The 1997 Disney Renaissance classic Hercules pits its titular hero against all sorts of monsters and gods from Greek mythology, but the film’s central conflict arguably manifests itself as an inner battle within Hercules, himself.
He asks—through song—whether he can “go the distance” and “find where [he] belongs.”
As a character, Hercules is established as a well-meaning but clumsy reject in his community with a tendency to misjudge his own strength and make costly, destructive mistakes.
He eventually finds where he belongs after going on a quest to prove himself worthy to his father, Zeus. Hercules is offered a chance to reclaim his own stolen god-hood but turns it down to remain on Earth and pursue a new life as a mortal.
It’s a fun movie with great songs. What does it have to do with the 2020-21 Calgary Flames? Glad you asked.
Neither the Flames nor the Montreal Canadiens seem at all intent on locking down the fourth and final playoff spot in the NHL’s North Division. Calgary boasts a 4-6-0 record in its last 10 games; Montreal, 3-7-0.
That said, at this point in the season, that spot is likely out of the Flames’ reach. Calgary sits six points behind Montreal in the standings and has played two more games than their Québécois rivals. It would take a miracle to supplant them in the playoff picture.
And, really, where do the Flames belong? Even if they somehow have the ability to complete their quest and make the playoffs at Montreal’s expense, would it matter? Would it not be more deleterious for Calgary to go on an improbable run and, ultimately, finish one point out of the playoffs? With the way the Flames’ roster is currently constructed, it seems unlikely picking 15th would give them the help they need.
Perhaps the Flames should embrace their, er, mortal status. Each game, they dress a veteran-laden lineup resembling Darryl Sutter’s Stanley Cup-winning Los Angeles Kings of yesteryear.
With low-risk (but low-upside) options like Joakim Nordstrom, Michael Stone, and Brett Ritchie playing every night, the Flames seem intent on cosplaying as a gritty playoff team despite being nowhere near contention. Calgary may have just six fewer points than Montreal, but the Ottawa Senators sit only five points behind Calgary. What does that say about this Flames team?
Ottawa is a rebuilding team with young players in key roles at all positions. Brady Tkachuk would be the youngest player on the 2020-21 Flames, but he’s one of four 1999 birthdays on the Senators and he’s still older than Jacob Bernard-Docker, Shane Pinto, and Tim Stützle.
Calgary’s current goal is to contend but, this season, they’re not doing that particularly well. The Flames have lost six of their eight meetings with the Senators this season, likely surrendering their ticket to the playoffs in the process.
The Flames boast the eighth-worst points percentage in the NHL and are surrounded by teams stacked with young talent. But, while their playoff-bound provincial rival rewards its most promising AHL prospect with a recall and a commitment to get him into game action, Calgary has kept many of its impressive younger offensive talents in the minors all season.

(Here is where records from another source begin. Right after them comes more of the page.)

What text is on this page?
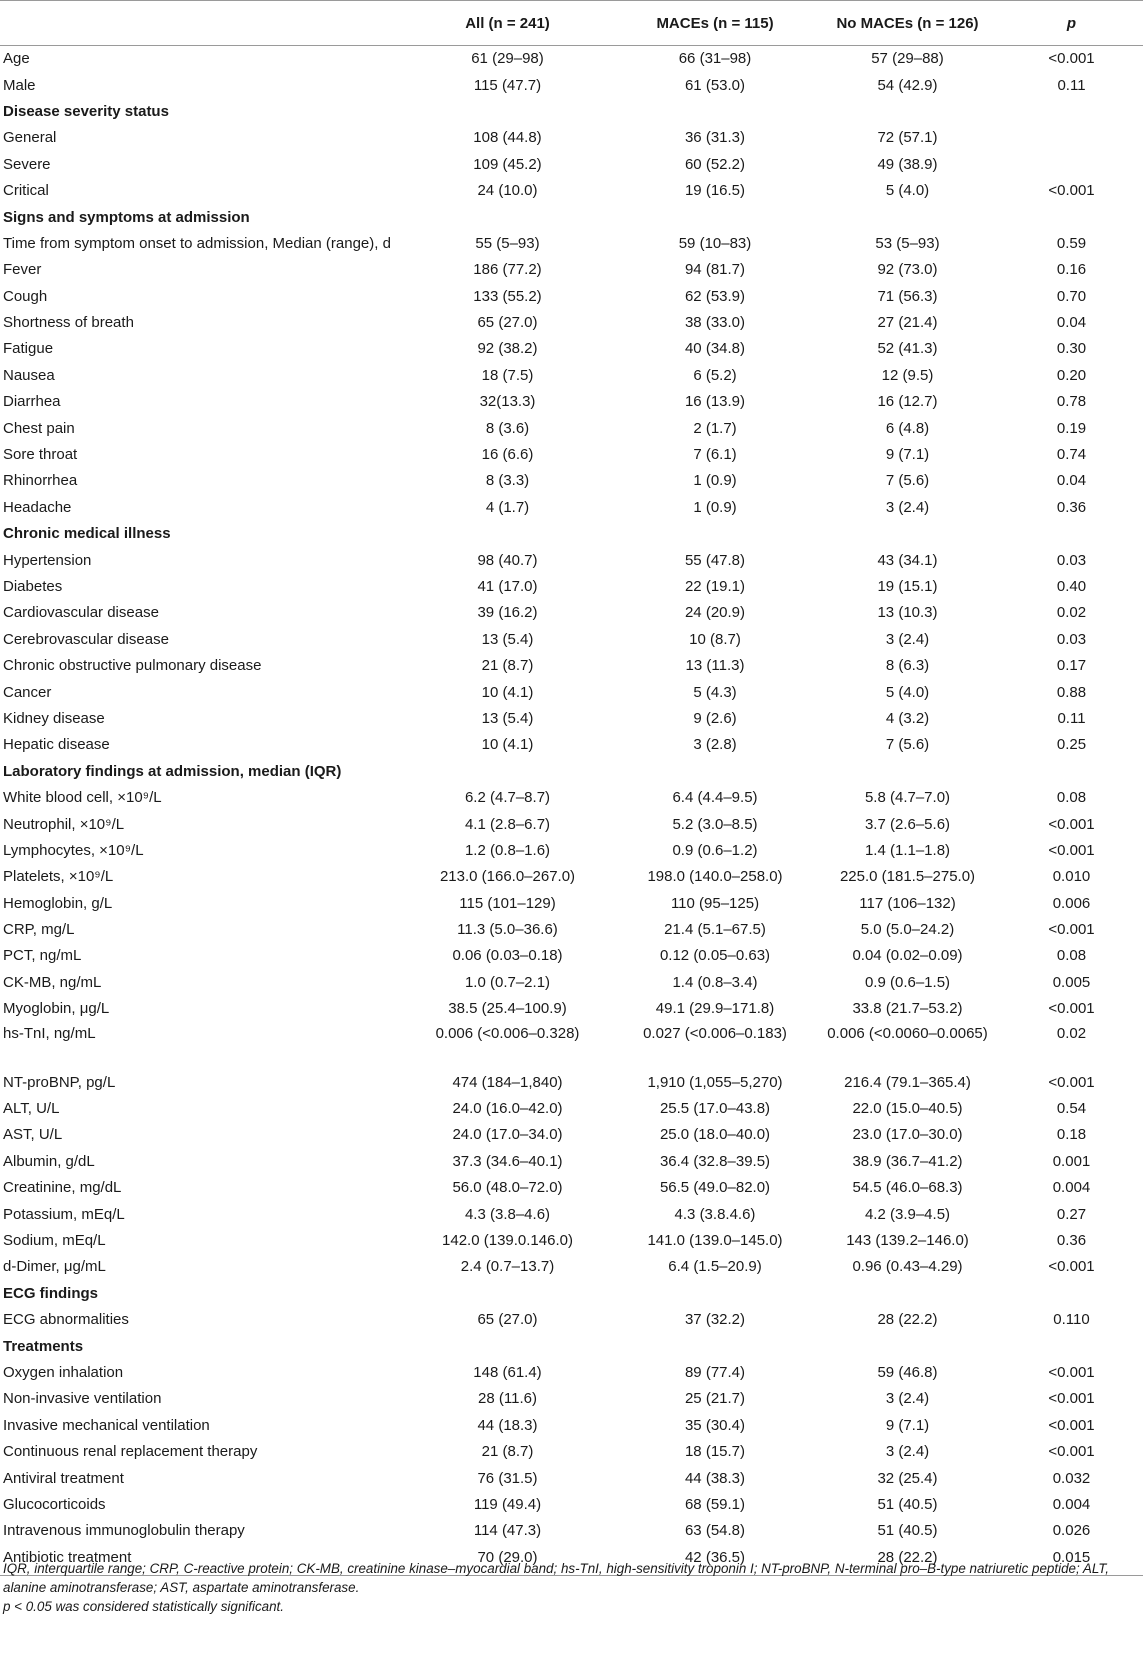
	All (n = 241)	MACEs (n = 115)	No MACEs (n = 126)	p
Age	61 (29–98)	66 (31–98)	57 (29–88)	<0.001
Male	115 (47.7)	61 (53.0)	54 (42.9)	0.11
Disease severity status				
General	108 (44.8)	36 (31.3)	72 (57.1)	
Severe	109 (45.2)	60 (52.2)	49 (38.9)	
Critical	24 (10.0)	19 (16.5)	5 (4.0)	<0.001
Signs and symptoms at admission				
Time from symptom onset to admission, Median (range), d	55 (5–93)	59 (10–83)	53 (5–93)	0.59
Fever	186 (77.2)	94 (81.7)	92 (73.0)	0.16
Cough	133 (55.2)	62 (53.9)	71 (56.3)	0.70
Shortness of breath	65 (27.0)	38 (33.0)	27 (21.4)	0.04
Fatigue	92 (38.2)	40 (34.8)	52 (41.3)	0.30
Nausea	18 (7.5)	6 (5.2)	12 (9.5)	0.20
Diarrhea	32(13.3)	16 (13.9)	16 (12.7)	0.78
Chest pain	8 (3.6)	2 (1.7)	6 (4.8)	0.19
Sore throat	16 (6.6)	7 (6.1)	9 (7.1)	0.74
Rhinorrhea	8 (3.3)	1 (0.9)	7 (5.6)	0.04
Headache	4 (1.7)	1 (0.9)	3 (2.4)	0.36
Chronic medical illness				
Hypertension	98 (40.7)	55 (47.8)	43 (34.1)	0.03
Diabetes	41 (17.0)	22 (19.1)	19 (15.1)	0.40
Cardiovascular disease	39 (16.2)	24 (20.9)	13 (10.3)	0.02
Cerebrovascular disease	13 (5.4)	10 (8.7)	3 (2.4)	0.03
Chronic obstructive pulmonary disease	21 (8.7)	13 (11.3)	8 (6.3)	0.17
Cancer	10 (4.1)	5 (4.3)	5 (4.0)	0.88
Kidney disease	13 (5.4)	9 (2.6)	4 (3.2)	0.11
Hepatic disease	10 (4.1)	3 (2.8)	7 (5.6)	0.25
Laboratory findings at admission, median (IQR)				
White blood cell, ×10⁹/L	6.2 (4.7–8.7)	6.4 (4.4–9.5)	5.8 (4.7–7.0)	0.08
Neutrophil, ×10⁹/L	4.1 (2.8–6.7)	5.2 (3.0–8.5)	3.7 (2.6–5.6)	<0.001
Lymphocytes, ×10⁹/L	1.2 (0.8–1.6)	0.9 (0.6–1.2)	1.4 (1.1–1.8)	<0.001
Platelets, ×10⁹/L	213.0 (166.0–267.0)	198.0 (140.0–258.0)	225.0 (181.5–275.0)	0.010
Hemoglobin, g/L	115 (101–129)	110 (95–125)	117 (106–132)	0.006
CRP, mg/L	11.3 (5.0–36.6)	21.4 (5.1–67.5)	5.0 (5.0–24.2)	<0.001
PCT, ng/mL	0.06 (0.03–0.18)	0.12 (0.05–0.63)	0.04 (0.02–0.09)	0.08
CK-MB, ng/mL	1.0 (0.7–2.1)	1.4 (0.8–3.4)	0.9 (0.6–1.5)	0.005
Myoglobin, μg/L	38.5 (25.4–100.9)	49.1 (29.9–171.8)	33.8 (21.7–53.2)	<0.001
hs-TnI, ng/mL	0.006 (<0.006–0.328)	0.027 (<0.006–0.183)	0.006 (<0.0060–0.0065)	0.02
NT-proBNP, pg/L	474 (184–1,840)	1,910 (1,055–5,270)	216.4 (79.1–365.4)	<0.001
ALT, U/L	24.0 (16.0–42.0)	25.5 (17.0–43.8)	22.0 (15.0–40.5)	0.54
AST, U/L	24.0 (17.0–34.0)	25.0 (18.0–40.0)	23.0 (17.0–30.0)	0.18
Albumin, g/dL	37.3 (34.6–40.1)	36.4 (32.8–39.5)	38.9 (36.7–41.2)	0.001
Creatinine, mg/dL	56.0 (48.0–72.0)	56.5 (49.0–82.0)	54.5 (46.0–68.3)	0.004
Potassium, mEq/L	4.3 (3.8–4.6)	4.3 (3.8.4.6)	4.2 (3.9–4.5)	0.27
Sodium, mEq/L	142.0 (139.0.146.0)	141.0 (139.0–145.0)	143 (139.2–146.0)	0.36
d-Dimer, μg/mL	2.4 (0.7–13.7)	6.4 (1.5–20.9)	0.96 (0.43–4.29)	<0.001
ECG findings				
ECG abnormalities	65 (27.0)	37 (32.2)	28 (22.2)	0.110
Treatments				
Oxygen inhalation	148 (61.4)	89 (77.4)	59 (46.8)	<0.001
Non-invasive ventilation	28 (11.6)	25 (21.7)	3 (2.4)	<0.001
Invasive mechanical ventilation	44 (18.3)	35 (30.4)	9 (7.1)	<0.001
Continuous renal replacement therapy	21 (8.7)	18 (15.7)	3 (2.4)	<0.001
Antiviral treatment	76 (31.5)	44 (38.3)	32 (25.4)	0.032
Glucocorticoids	119 (49.4)	68 (59.1)	51 (40.5)	0.004
Intravenous immunoglobulin therapy	114 (47.3)	63 (54.8)	51 (40.5)	0.026
Antibiotic treatment	70 (29.0)	42 (36.5)	28 (22.2)	0.015
IQR, interquartile range; CRP, C-reactive protein; CK-MB, creatinine kinase–myocardial band; hs-TnI, high-sensitivity troponin I; NT-proBNP, N-terminal pro–B-type natriuretic peptide; ALT, alanine aminotransferase; AST, aspartate aminotransferase.
p < 0.05 was considered statistically significant.
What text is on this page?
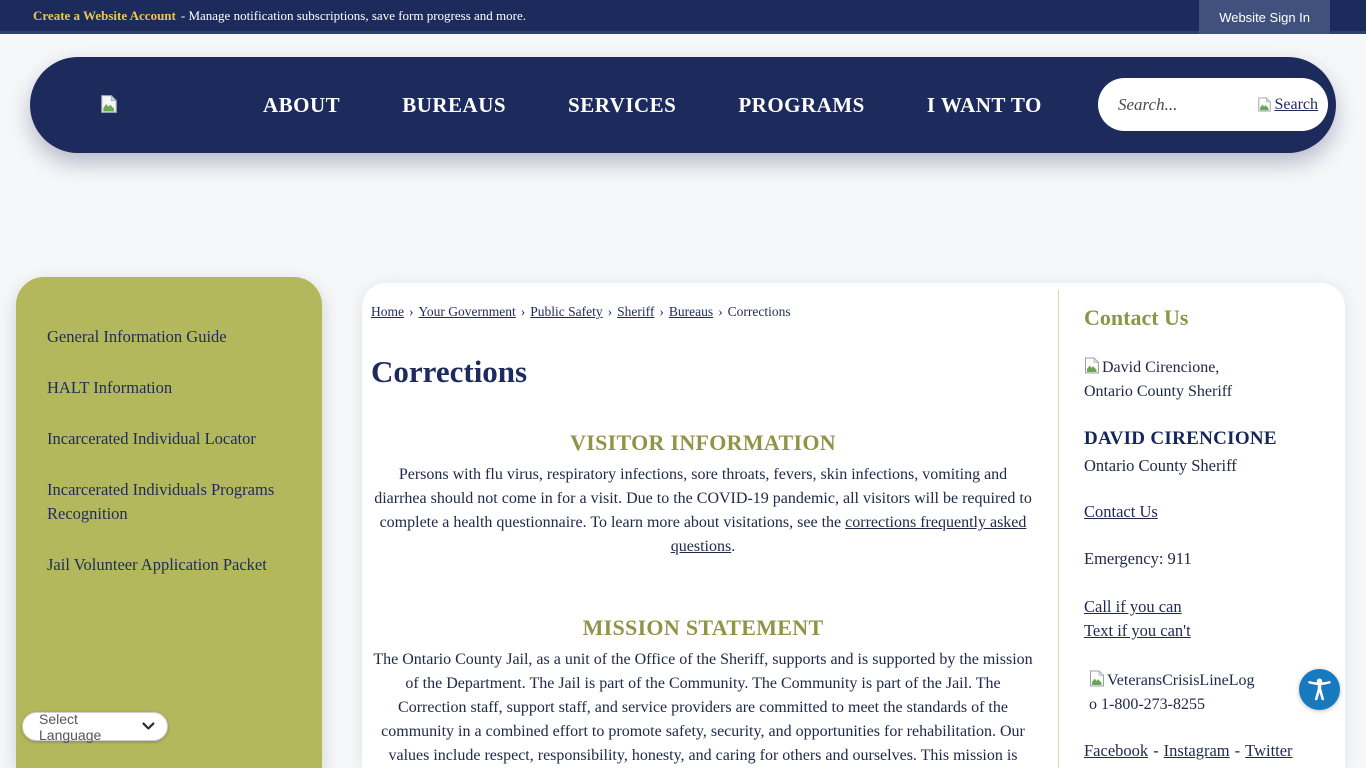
Create a Website Account - Manage notification subscriptions, save form progress and more.	Website Sign In
ABOUT	BUREAUS	SERVICES	PROGRAMS	I WANT TO
Search...	Search
General Information Guide
HALT Information
Incarcerated Individual Locator
Incarcerated Individuals Programs Recognition
Jail Volunteer Application Packet
Home › Your Government › Public Safety › Sheriff › Bureaus › Corrections
Corrections
VISITOR INFORMATION

Persons with flu virus, respiratory infections, sore throats, fevers, skin infections, vomiting and diarrhea should not come in for a visit. Due to the COVID-19 pandemic, all visitors will be required to complete a health questionnaire. To learn more about visitations, see the corrections frequently asked questions.

MISSION STATEMENT

The Ontario County Jail, as a unit of the Office of the Sheriff, supports and is supported by the mission of the Department. The Jail is part of the Community. The Community is part of the Jail. The Correction staff, support staff, and service providers are committed to meet the standards of the community in a combined effort to promote safety, security, and opportunities for rehabilitation. Our values include respect, responsibility, honesty, and caring for others and ourselves. This mission is

Contact Us
David Cirencione, Ontario County Sheriff
DAVID CIRENCIONE
Ontario County Sheriff
Contact Us
Emergency: 911
Call if you can
Text if you can't
VeteransCrisisLineLogo 1-800-273-8255
Facebook - Instagram - Twitter
Select Language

21-year-old centre Adam Ruzicka was sent back down to the Stockton Heat on Saturday after a brief recall to the Flames which saw him play zero NHL games. Matthew Phillips, Ruzicka’s uber-skilled linemate, has yet to receive the call this season and still awaits his NHL debut. Connor Mackey has already emerged as one of the AHL’s top defensemen but remains with Stockton to make room for Stone and Nikita Nesterov to play with the Flames.
Sutter is a competitive coach who has consistently favoured veterans in the past. It’s worked out for him—just take a look at his trophy case. At this point, though, the writing is on the wall for this Flames team. It’s been there, getting darker with each passing game, for over a month.
Do these Flames belong in the playoffs? No. It’s time for them to embrace their mortality as a non-playoff team and look to the future. The Flames can recall four Heat players after the trade deadline and they should make use of that ability to the fullest extent.
Until they make that pivot, the Flames will likely be putting themselves at a disadvantage for the future. If, someday, the Flames want to go the distance, they should start training now.